Tribal environmental governance in the Cherokee Nation today is characterized by a complex interplay among community, bureaucracy, and knowledge. The Cherokee Nation is one of the largest American Indian nations by population, and possesses a tripartite government that has operated free of federal oversight since 1971. Although the government has its roots in the historic 1827 Cherokee constitution that in many ways successfully melded "traditional" forms of governance with a state structure, the Cherokee Nation is struggling to reconcile its modern governance structure with the numerous cohesive communities that make up the tribal nation's cultural base. This situation is acutely illustrated in current tribal environmental projects. Despite the Cherokee Nation's sophisticated environmental programs that have been functioning under tribal control since the 1990s, only recently have initiatives attempted to fill the "culture gap" that exists between tribal environmental policy and Cherokee environmental knowledge and practices.

This dissertation addresses these issues through the study of one such initiative. Using ethnographic methods, I follow a tribally-funded ethnobotany project that began in 2004 and has developed into a unique and productive collaboration between a group of Cherokee elders, a Cherokee community non-profit organization, and the Cherokee Nation Natural Resources Department. The formation of this group represents a significant connection between government and community, especially because of its focus on knowledge that is deemed sacred and rarely discussed openly. The conditions of the first group meeting - held outdoors, around a fire at a secluded and wooded meeting space (as opposed to a stark conference room at the tribal complex) - speak to its success as an ongoing initiative, and illuminate changing perspectives on knowledge and authority within the tribal government. I propose that these changing perspectives are brought about through a persistent but fluctuating balancing act between Cherokee communities and their formal, centralized governance structures.

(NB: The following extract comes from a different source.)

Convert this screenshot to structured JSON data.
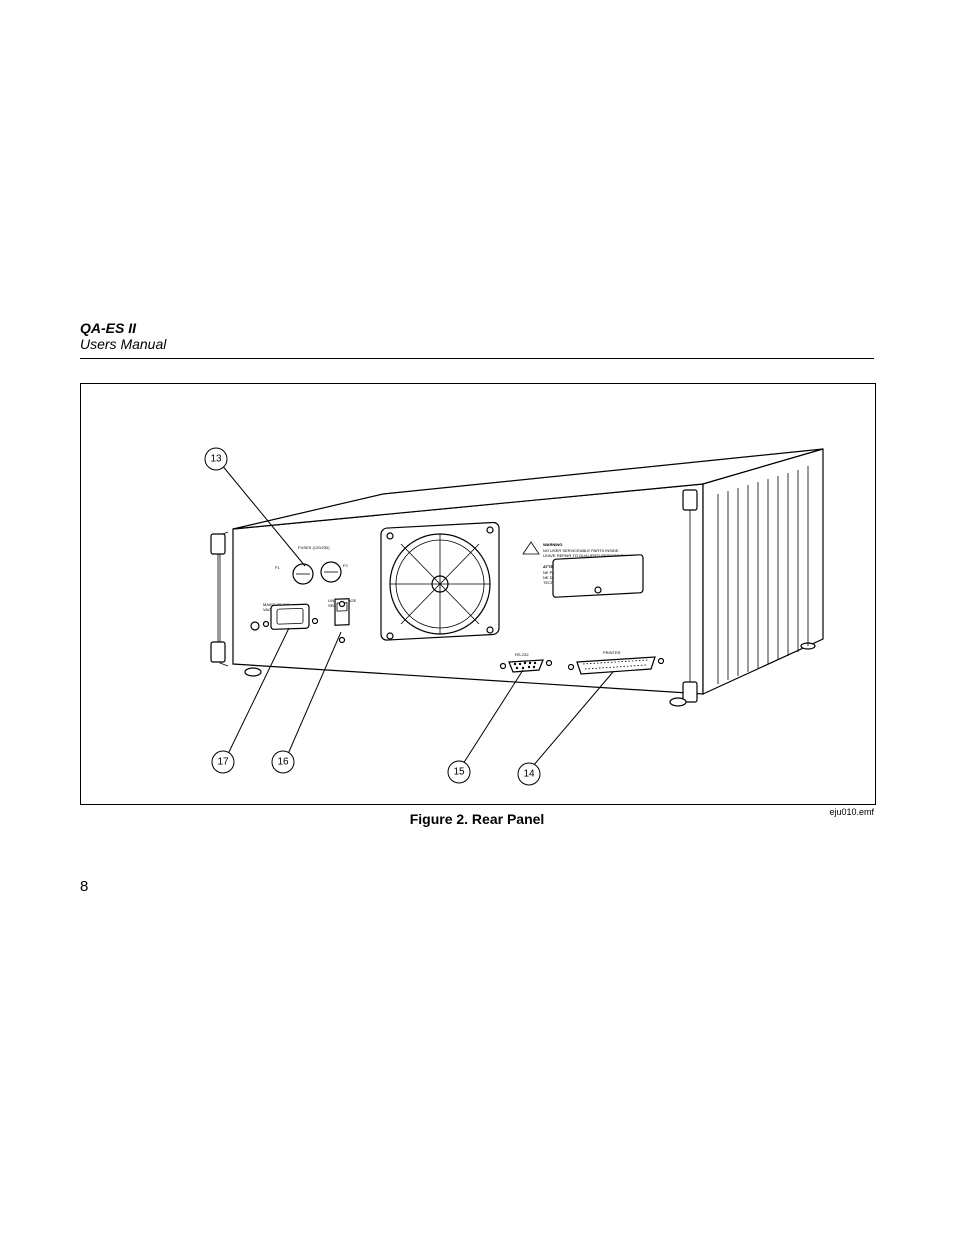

Whereas Cherokee society resists centralization, it nonetheless relies on a central government to present a representative body that can confront external political pressures. In tracing Cherokee political history, along with environmental histories of resource politics and Cherokee ecological knowledge, I arrive at conclusions about tribal bureaucracy, state formation, and the epistemological and political issues of incorporating traditional knowledge into tribal environmental programs. I assert that tribal environmental policy is enhanced when it is approached through sincere collaborative cultural projects like the ethnobotany initiative discussed above. Furthermore, while I acknowledge the problems with imposed forms of political organization in tribal communities, I argue that Cherokee (and, by extension, indigenous) engagement with dominant political structures can articulate new forms that offer the possibility of undermining the forces of colonialism while speaking its language - making use of state structures like bureaucracy, constitutional governments, and environmental policy, while nurturing community, cultural protocol, and traditional knowledge. These new articulations have the potential to transform how we think about global politics, and to offer different standards of governance that are not based in the philosophies of imperial states or centered on imperial control.